Several weeks ago, I posted an item on the effort to turn three sites associated with the Manhattan Project into a National Park. The post was titled “This Is Where Great-Grandpa Helped to Build the Bomb,” and someone apparently employed by the National Park Service responded by characterizing the post as “uninformed” because, in his or her view, I did not appreciate the Park Service’s commitment to preserving sites of historical importance. I replied to the comment by saying that although I did very much appreciate such efforts, I did not see how it was appropriate to turn these sites into a National Park–rather than, for instance, simply designating them as national historic sites.
In addition, as Hank Reichman noted in another comment on the post, at least one of the three sites is a Superfund site—something that I made a dark, though less explicit joke about in the post when I tried to imagine what sort of tourist-interest gimmicks the Park Service might have in mind for this new park: “Will they be helped into 1940s-style radiation-proof suits, given Geiger counters, and walked through some part of the site where Geiger counters are sure to start clicking? And what’s next? A series of National Parks centered on the facilities at which we have developed biological and chemical weapons? Will this new system of parks celebrating our capacity to imagine and engineer endless mechanisms of our own annihilation somehow become another vacation option for folks who have already visited the major National Parks that preserve natural wonders?
Well, perhaps from reading the National Park’s e-mails on these sites, the Chinese have now designated one of their atomic-bomb development centers as a national memorial and, doing us one better, have made it part of one of their major universities–and, in doing so, have transformed a fake college into a part of an actual university without any apparent sense of the ironies involved:
Yingqi, Cheng. “Former Mystery Site Celebrates Nuclear Past.” China Daily 14 Sep. 2015.
An architectural complex that occupies 6,000 square meters on a mountainside in Beijing’s Huairou district has long been a mystery for nearby residents.

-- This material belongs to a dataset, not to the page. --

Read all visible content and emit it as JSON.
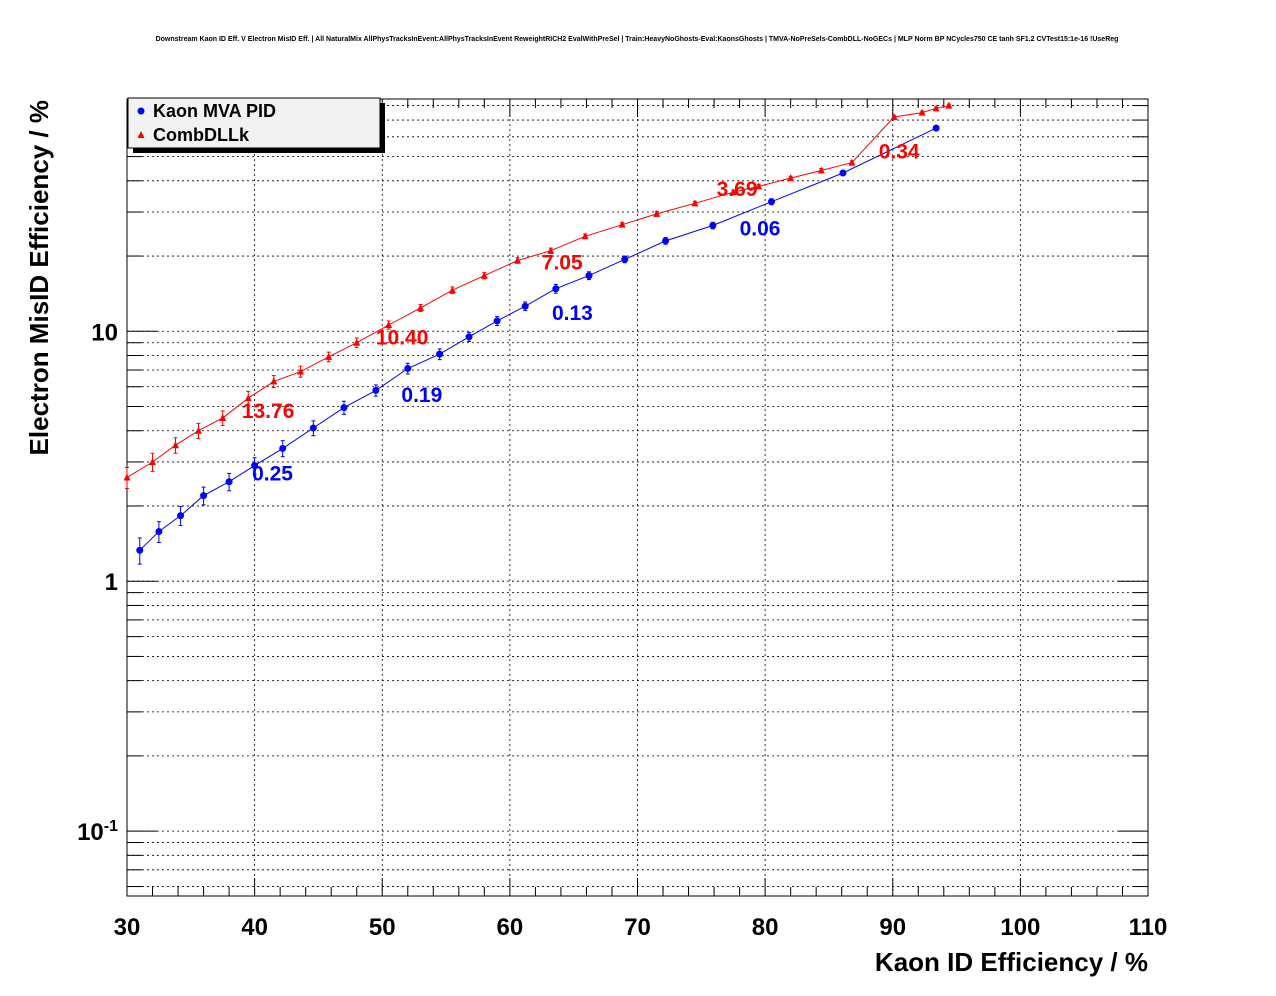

Called the Beijing College of Mining & Technology, the facility wasn’t for students. In fact, it was scientists who started moving in before the buildings were completed. Laboratory equipment delivered to the site was strictly guarded by soldiers.
Now, 61 years after China exploded its first atomic bomb, the Chinese Academy of Sciences has declassified the site–a secret rocket development center and laboratory where China’s pioneering scientists once developed satellites and nuclear bombs.
“The bombs and satellites were significant milestones in our country’s development and are the pride of the whole nation,” said Cao Xiaoye, deputy secretary-general of the Chinese Academy of Sciences, at the opening ceremony of a new memorial hall on the old experimental site.
Since 1958, more than 17,000 researchers from the academy participated in the development of satellites and nuclear bombs. Many of their names were never disclosed, even after the success of China’s first atomic bomb in 1964.
“To commemorate those scientists who contributed to the country’s great success, the Chinese Academy of Sciences decided in 2013 to turn the old rocket facility into a memorial hall,” Cao said.
Exhibitions inside the hall include experimental devices, photos and handwritten documents.
The site is now contained within the Huairou campus of the University of Chinese Academy of Sciences. The opening ceremony was one of the activities for the university’s new school year.